Les artisans de ce moment rare évoluent en parfaite osmose. Les chanteurs, donc, l’Ensemble Instrumental du Poème Harmonique également, tout en ciselures et en volutes polychromes, jouant du relief grâce à la variété de l’instrumentarium : les cuivres mis en valeur de manière récurrente dès le Deus in adiutorium, dans le Pianto della Madonna ainsi qu’avec les cordes à la fin du Lauda Jerusalem.
Le chœur fait montre d’une même maestria dans l’expressivité, les nuances et l’articulation. Les Stabat Virgo Maria et Lauda Jerusalem prennent des teintes quasi instrumentales où le fil du son oscille du plus fragile – presque détimbré – au plus puissant. Les basses y méritent un coup de chapeau tout particulier tant leur grain généreux apporte encore à la palette merveilleusement aquarellée de l’ensemble.
Certes, le texte perd quelque peu en intelligibilité dans des moments de grand recueillement, peut-être du fait de l’acoustique du lieu, mais cette fragilité acquiert finalement une tonalité poignante. En revanche, les moments les plus sonores, comme les différents « Amen » sont d’une telle densité sonore, d’un telle qualité vibratoire que l’on en est chaque fois bouleversé.
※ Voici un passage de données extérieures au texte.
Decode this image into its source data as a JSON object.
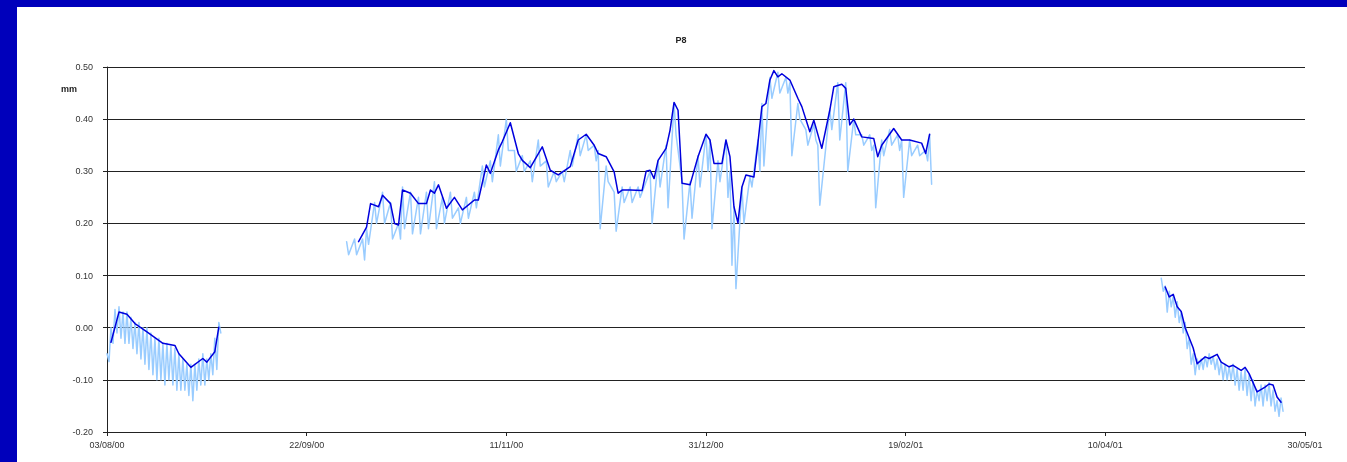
{
  "chart_data": {
    "type": "line",
    "title": "P8",
    "ylabel": "mm",
    "xlim": [
      "2000-08-03",
      "2001-05-30"
    ],
    "xticks": [
      {
        "value": "2000-08-03",
        "label": "03/08/00"
      },
      {
        "value": "2000-09-22",
        "label": "22/09/00"
      },
      {
        "value": "2000-11-11",
        "label": "11/11/00"
      },
      {
        "value": "2000-12-31",
        "label": "31/12/00"
      },
      {
        "value": "2001-02-19",
        "label": "19/02/01"
      },
      {
        "value": "2001-04-10",
        "label": "10/04/01"
      },
      {
        "value": "2001-05-30",
        "label": "30/05/01"
      }
    ],
    "ylim": [
      -0.2,
      0.5
    ],
    "yticks": [
      {
        "value": -0.2,
        "label": "-0.20"
      },
      {
        "value": -0.1,
        "label": "-0.10"
      },
      {
        "value": 0,
        "label": "0.00"
      },
      {
        "value": 0.1,
        "label": "0.10"
      },
      {
        "value": 0.2,
        "label": "0.20"
      },
      {
        "value": 0.3,
        "label": "0.30"
      },
      {
        "value": 0.4,
        "label": "0.40"
      },
      {
        "value": 0.5,
        "label": "0.50"
      }
    ],
    "grid": "y",
    "marker": "none",
    "series": [
      {
        "color": "#99ccff",
        "x": [
          "2000-08-03",
          "2000-08-03T12:00",
          "2000-08-04",
          "2000-08-04T12:00",
          "2000-08-05",
          "2000-08-05T12:00",
          "2000-08-06",
          "2000-08-06T12:00",
          "2000-08-07",
          "2000-08-07T12:00",
          "2000-08-08",
          "2000-08-08T12:00",
          "2000-08-09",
          "2000-08-09T12:00",
          "2000-08-10",
          "2000-08-10T12:00",
          "2000-08-11",
          "2000-08-11T12:00",
          "2000-08-12",
          "2000-08-12T12:00",
          "2000-08-13",
          "2000-08-13T12:00",
          "2000-08-14",
          "2000-08-14T12:00",
          "2000-08-15",
          "2000-08-15T12:00",
          "2000-08-16",
          "2000-08-16T12:00",
          "2000-08-17",
          "2000-08-17T12:00",
          "2000-08-18",
          "2000-08-18T12:00",
          "2000-08-19",
          "2000-08-19T12:00",
          "2000-08-20",
          "2000-08-20T12:00",
          "2000-08-21",
          "2000-08-21T12:00",
          "2000-08-22",
          "2000-08-22T12:00",
          "2000-08-23",
          "2000-08-23T12:00",
          "2000-08-24",
          "2000-08-24T12:00",
          "2000-08-25",
          "2000-08-25T12:00",
          "2000-08-26",
          "2000-08-26T12:00",
          "2000-08-27",
          "2000-08-27T12:00",
          "2000-08-28",
          "2000-08-28T12:00",
          "2000-08-29",
          "2000-08-29T12:00",
          "2000-08-30",
          "2000-08-30T12:00",
          "2000-08-31",
          "2000-08-31T12:00",
          "2000-09-15",
          "2000-10-02",
          "2000-10-02T12:00",
          "2000-10-04",
          "2000-10-04T12:00",
          "2000-10-06",
          "2000-10-06T12:00",
          "2000-10-07",
          "2000-10-07T12:00",
          "2000-10-09",
          "2000-10-09T12:00",
          "2000-10-11",
          "2000-10-11T12:00",
          "2000-10-13",
          "2000-10-13T12:00",
          "2000-10-15",
          "2000-10-15T12:00",
          "2000-10-16",
          "2000-10-16T12:00",
          "2000-10-18",
          "2000-10-18T12:00",
          "2000-10-20",
          "2000-10-20T12:00",
          "2000-10-22",
          "2000-10-22T12:00",
          "2000-10-24",
          "2000-10-24T12:00",
          "2000-10-26",
          "2000-10-26T12:00",
          "2000-10-28",
          "2000-10-28T12:00",
          "2000-10-30",
          "2000-10-30T12:00",
          "2000-11-01",
          "2000-11-01T12:00",
          "2000-11-03",
          "2000-11-03T12:00",
          "2000-11-05",
          "2000-11-05T12:00",
          "2000-11-07",
          "2000-11-07T12:00",
          "2000-11-09",
          "2000-11-09T12:00",
          "2000-11-11",
          "2000-11-11T12:00",
          "2000-11-13",
          "2000-11-13T12:00",
          "2000-11-15",
          "2000-11-15T12:00",
          "2000-11-17",
          "2000-11-17T12:00",
          "2000-11-19",
          "2000-11-19T12:00",
          "2000-11-21",
          "2000-11-21T12:00",
          "2000-11-23",
          "2000-11-23T12:00",
          "2000-11-25",
          "2000-11-25T12:00",
          "2000-11-27",
          "2000-11-27T12:00",
          "2000-11-29",
          "2000-11-29T12:00",
          "2000-12-01",
          "2000-12-01T12:00",
          "2000-12-03",
          "2000-12-03T12:00",
          "2000-12-04",
          "2000-12-04T12:00",
          "2000-12-06",
          "2000-12-06T12:00",
          "2000-12-08",
          "2000-12-08T12:00",
          "2000-12-10",
          "2000-12-10T12:00",
          "2000-12-12",
          "2000-12-12T12:00",
          "2000-12-14",
          "2000-12-14T12:00",
          "2000-12-17",
          "2000-12-17T12:00",
          "2000-12-19",
          "2000-12-19T12:00",
          "2000-12-21",
          "2000-12-21T12:00",
          "2000-12-23",
          "2000-12-23T12:00",
          "2000-12-25",
          "2000-12-25T12:00",
          "2000-12-27",
          "2000-12-27T12:00",
          "2000-12-29",
          "2000-12-29T12:00",
          "2000-12-31",
          "2000-12-31T12:00",
          "2001-01-01",
          "2001-01-01T12:00",
          "2001-01-03",
          "2001-01-03T12:00",
          "2001-01-05",
          "2001-01-05T12:00",
          "2001-01-06",
          "2001-01-06T12:00",
          "2001-01-07",
          "2001-01-07T12:00",
          "2001-01-09",
          "2001-01-09T12:00",
          "2001-01-11",
          "2001-01-11T12:00",
          "2001-01-13",
          "2001-01-13T12:00",
          "2001-01-14",
          "2001-01-14T12:00",
          "2001-01-16",
          "2001-01-16T12:00",
          "2001-01-18",
          "2001-01-18T12:00",
          "2001-01-20",
          "2001-01-20T12:00",
          "2001-01-21",
          "2001-01-21T12:00",
          "2001-01-23",
          "2001-01-23T12:00",
          "2001-01-25",
          "2001-01-25T12:00",
          "2001-01-27",
          "2001-01-27T12:00",
          "2001-01-28",
          "2001-01-28T12:00",
          "2001-01-31",
          "2001-01-31T12:00",
          "2001-02-02",
          "2001-02-02T12:00",
          "2001-02-04",
          "2001-02-04T12:00",
          "2001-02-06",
          "2001-02-06T12:00",
          "2001-02-08",
          "2001-02-08T12:00",
          "2001-02-10",
          "2001-02-10T12:00",
          "2001-02-11",
          "2001-02-11T12:00",
          "2001-02-13",
          "2001-02-13T12:00",
          "2001-02-15",
          "2001-02-15T12:00",
          "2001-02-17",
          "2001-02-17T12:00",
          "2001-02-18",
          "2001-02-18T12:00",
          "2001-02-20",
          "2001-02-20T12:00",
          "2001-02-22",
          "2001-02-22T12:00",
          "2001-02-24",
          "2001-02-24T12:00",
          "2001-02-25",
          "2001-02-25T12:00",
          "2001-03-30",
          "2001-04-24",
          "2001-04-24T12:00",
          "2001-04-25",
          "2001-04-25T12:00",
          "2001-04-26",
          "2001-04-26T12:00",
          "2001-04-27",
          "2001-04-27T12:00",
          "2001-04-28",
          "2001-04-28T12:00",
          "2001-04-29",
          "2001-04-29T12:00",
          "2001-04-30",
          "2001-04-30T12:00",
          "2001-05-01",
          "2001-05-01T12:00",
          "2001-05-02",
          "2001-05-02T12:00",
          "2001-05-03",
          "2001-05-03T12:00",
          "2001-05-04",
          "2001-05-04T12:00",
          "2001-05-05",
          "2001-05-05T12:00",
          "2001-05-06",
          "2001-05-06T12:00",
          "2001-05-07",
          "2001-05-07T12:00",
          "2001-05-08",
          "2001-05-08T12:00",
          "2001-05-09",
          "2001-05-09T12:00",
          "2001-05-10",
          "2001-05-10T12:00",
          "2001-05-11",
          "2001-05-11T12:00",
          "2001-05-12",
          "2001-05-12T12:00",
          "2001-05-13",
          "2001-05-13T12:00",
          "2001-05-14",
          "2001-05-14T12:00",
          "2001-05-15",
          "2001-05-15T12:00",
          "2001-05-16",
          "2001-05-16T12:00",
          "2001-05-17",
          "2001-05-17T12:00",
          "2001-05-18",
          "2001-05-18T12:00",
          "2001-05-19",
          "2001-05-19T12:00",
          "2001-05-20",
          "2001-05-20T12:00",
          "2001-05-21",
          "2001-05-21T12:00",
          "2001-05-22",
          "2001-05-22T12:00",
          "2001-05-23",
          "2001-05-23T12:00",
          "2001-05-24",
          "2001-05-24T12:00"
        ],
        "values": [
          -0.05,
          -0.065,
          0.0,
          -0.03,
          0.035,
          -0.01,
          0.04,
          -0.02,
          0.03,
          -0.03,
          0.03,
          -0.03,
          0.02,
          -0.04,
          0.01,
          -0.05,
          0.01,
          -0.06,
          0.0,
          -0.07,
          0.0,
          -0.08,
          -0.01,
          -0.09,
          -0.02,
          -0.1,
          -0.02,
          -0.1,
          -0.03,
          -0.11,
          -0.03,
          -0.1,
          -0.035,
          -0.11,
          -0.04,
          -0.12,
          -0.05,
          -0.12,
          -0.06,
          -0.12,
          -0.07,
          -0.13,
          -0.07,
          -0.14,
          -0.07,
          -0.12,
          -0.06,
          -0.11,
          -0.05,
          -0.11,
          -0.06,
          -0.1,
          -0.05,
          -0.09,
          -0.02,
          -0.08,
          0.01,
          -0.01,
          null,
          0.165,
          0.14,
          0.17,
          0.14,
          0.17,
          0.13,
          0.19,
          0.16,
          0.24,
          0.2,
          0.26,
          0.2,
          0.24,
          0.17,
          0.2,
          0.17,
          0.27,
          0.19,
          0.26,
          0.18,
          0.25,
          0.18,
          0.26,
          0.19,
          0.28,
          0.19,
          0.25,
          0.2,
          0.26,
          0.21,
          0.23,
          0.2,
          0.25,
          0.21,
          0.26,
          0.23,
          0.31,
          0.27,
          0.32,
          0.28,
          0.37,
          0.31,
          0.4,
          0.34,
          0.34,
          0.3,
          0.33,
          0.3,
          0.32,
          0.28,
          0.36,
          0.31,
          0.32,
          0.27,
          0.3,
          0.28,
          0.3,
          0.28,
          0.34,
          0.31,
          0.37,
          0.33,
          0.37,
          0.34,
          0.35,
          0.32,
          0.34,
          0.19,
          0.31,
          0.28,
          0.26,
          0.185,
          0.27,
          0.24,
          0.27,
          0.24,
          0.27,
          0.25,
          0.3,
          0.2,
          0.32,
          0.27,
          0.35,
          0.23,
          0.43,
          0.37,
          0.28,
          0.17,
          0.28,
          0.21,
          0.33,
          0.27,
          0.37,
          0.3,
          0.36,
          0.19,
          0.32,
          0.28,
          0.36,
          0.25,
          0.3,
          0.12,
          0.23,
          0.075,
          0.27,
          0.2,
          0.29,
          0.27,
          0.36,
          0.3,
          0.43,
          0.31,
          0.48,
          0.44,
          0.49,
          0.45,
          0.48,
          0.45,
          0.47,
          0.33,
          0.43,
          0.4,
          0.38,
          0.35,
          0.39,
          0.36,
          0.35,
          0.235,
          0.42,
          0.38,
          0.47,
          0.36,
          0.47,
          0.3,
          0.4,
          0.37,
          0.37,
          0.35,
          0.37,
          0.34,
          0.35,
          0.23,
          0.36,
          0.33,
          0.38,
          0.35,
          0.37,
          0.34,
          0.36,
          0.25,
          0.36,
          0.33,
          0.35,
          0.33,
          0.34,
          0.32,
          0.37,
          0.275,
          null,
          0.095,
          0.07,
          0.08,
          0.03,
          0.07,
          0.04,
          0.06,
          0.02,
          0.05,
          0.01,
          0.03,
          -0.01,
          0.01,
          -0.04,
          -0.02,
          -0.07,
          -0.05,
          -0.09,
          -0.06,
          -0.08,
          -0.06,
          -0.08,
          -0.055,
          -0.075,
          -0.05,
          -0.07,
          -0.055,
          -0.08,
          -0.06,
          -0.09,
          -0.065,
          -0.1,
          -0.07,
          -0.1,
          -0.075,
          -0.1,
          -0.07,
          -0.11,
          -0.08,
          -0.12,
          -0.085,
          -0.12,
          -0.08,
          -0.13,
          -0.09,
          -0.14,
          -0.1,
          -0.15,
          -0.12,
          -0.14,
          -0.11,
          -0.15,
          -0.11,
          -0.14,
          -0.105,
          -0.15,
          -0.12,
          -0.16,
          -0.14,
          -0.17,
          -0.135,
          -0.16
        ]
      },
      {
        "color": "#0000dd",
        "x": [
          "2000-08-04",
          "2000-08-06",
          "2000-08-08",
          "2000-08-10",
          "2000-08-13",
          "2000-08-17",
          "2000-08-20",
          "2000-08-21",
          "2000-08-24",
          "2000-08-27",
          "2000-08-28",
          "2000-08-30",
          "2000-08-31",
          "2000-09-15",
          "2000-10-05",
          "2000-10-07",
          "2000-10-08",
          "2000-10-10",
          "2000-10-11",
          "2000-10-13",
          "2000-10-14",
          "2000-10-15",
          "2000-10-16",
          "2000-10-18",
          "2000-10-20",
          "2000-10-22",
          "2000-10-23",
          "2000-10-24",
          "2000-10-25",
          "2000-10-27",
          "2000-10-29",
          "2000-10-31",
          "2000-11-03",
          "2000-11-04",
          "2000-11-06",
          "2000-11-07",
          "2000-11-09",
          "2000-11-10",
          "2000-11-12",
          "2000-11-14",
          "2000-11-15",
          "2000-11-17",
          "2000-11-20",
          "2000-11-22",
          "2000-11-24",
          "2000-11-27",
          "2000-11-29",
          "2000-12-01",
          "2000-12-03",
          "2000-12-04",
          "2000-12-06",
          "2000-12-08",
          "2000-12-09",
          "2000-12-10",
          "2000-12-12",
          "2000-12-15",
          "2000-12-16",
          "2000-12-17",
          "2000-12-18",
          "2000-12-19",
          "2000-12-21",
          "2000-12-22",
          "2000-12-23",
          "2000-12-24",
          "2000-12-25",
          "2000-12-27",
          "2000-12-29",
          "2000-12-31",
          "2001-01-01",
          "2001-01-02",
          "2001-01-04",
          "2001-01-05",
          "2001-01-06",
          "2001-01-07",
          "2001-01-08",
          "2001-01-09",
          "2001-01-10",
          "2001-01-12",
          "2001-01-13",
          "2001-01-14",
          "2001-01-15",
          "2001-01-16",
          "2001-01-17",
          "2001-01-18",
          "2001-01-19",
          "2001-01-21",
          "2001-01-23",
          "2001-01-24",
          "2001-01-26",
          "2001-01-27",
          "2001-01-29",
          "2001-01-31",
          "2001-02-01",
          "2001-02-03",
          "2001-02-04",
          "2001-02-05",
          "2001-02-06",
          "2001-02-08",
          "2001-02-11",
          "2001-02-12",
          "2001-02-13",
          "2001-02-16",
          "2001-02-18",
          "2001-02-20",
          "2001-02-23",
          "2001-02-24",
          "2001-02-25",
          "2001-03-30",
          "2001-04-25",
          "2001-04-26",
          "2001-04-27",
          "2001-04-28",
          "2001-04-29",
          "2001-04-30",
          "2001-05-02",
          "2001-05-03",
          "2001-05-05",
          "2001-05-06",
          "2001-05-08",
          "2001-05-09",
          "2001-05-11",
          "2001-05-12",
          "2001-05-14",
          "2001-05-15",
          "2001-05-16",
          "2001-05-18",
          "2001-05-20",
          "2001-05-21",
          "2001-05-22",
          "2001-05-23",
          "2001-05-24"
        ],
        "values": [
          -0.028,
          0.03,
          0.026,
          0.008,
          -0.008,
          -0.03,
          -0.034,
          -0.05,
          -0.076,
          -0.059,
          -0.066,
          -0.046,
          0.001,
          null,
          0.165,
          0.193,
          0.238,
          0.232,
          0.254,
          0.238,
          0.2,
          0.197,
          0.264,
          0.258,
          0.238,
          0.238,
          0.264,
          0.258,
          0.274,
          0.229,
          0.25,
          0.226,
          0.245,
          0.245,
          0.312,
          0.296,
          0.341,
          0.357,
          0.393,
          0.334,
          0.321,
          0.307,
          0.347,
          0.302,
          0.293,
          0.309,
          0.36,
          0.371,
          0.35,
          0.334,
          0.328,
          0.299,
          0.258,
          0.264,
          0.264,
          0.263,
          0.3,
          0.302,
          0.286,
          0.321,
          0.344,
          0.379,
          0.432,
          0.417,
          0.277,
          0.274,
          0.328,
          0.371,
          0.36,
          0.315,
          0.315,
          0.36,
          0.328,
          0.232,
          0.201,
          0.27,
          0.293,
          0.289,
          0.354,
          0.424,
          0.43,
          0.475,
          0.493,
          0.481,
          0.487,
          0.475,
          0.44,
          0.424,
          0.376,
          0.398,
          0.344,
          0.417,
          0.462,
          0.467,
          0.459,
          0.389,
          0.4,
          0.366,
          0.363,
          0.328,
          0.35,
          0.382,
          0.36,
          0.36,
          0.354,
          0.334,
          0.371,
          null,
          0.078,
          0.059,
          0.064,
          0.04,
          0.031,
          0.0,
          -0.039,
          -0.069,
          -0.056,
          -0.059,
          -0.051,
          -0.066,
          -0.075,
          -0.072,
          -0.082,
          -0.076,
          -0.088,
          -0.123,
          -0.114,
          -0.108,
          -0.11,
          -0.133,
          -0.143
        ]
      }
    ]
  }
}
Quel formidable équilibre entre les pupitres, quel plaisir dans les dissonances, les jeux de réponses…
Le travail de respiration, de vide et de plein est servi avec une exigence sans faille par le chef dont la direction s’avère ce soir particulièrement précise, carrée, presque cassante en apparence ; ce pour mieux dompter l’acoustique et obtenir ces silences nourris, ces attaques percussives et ces finales au cordeau, dorures indispensables pour parachever l’œuvre.
Dans un autre cadre, la magie sera, on l’espère, également au rendez-vous pour la reprise de ce programme le 28 avril dans la Chapelle Royale de Versailles et courant novembre à la Philharmonie de Paris.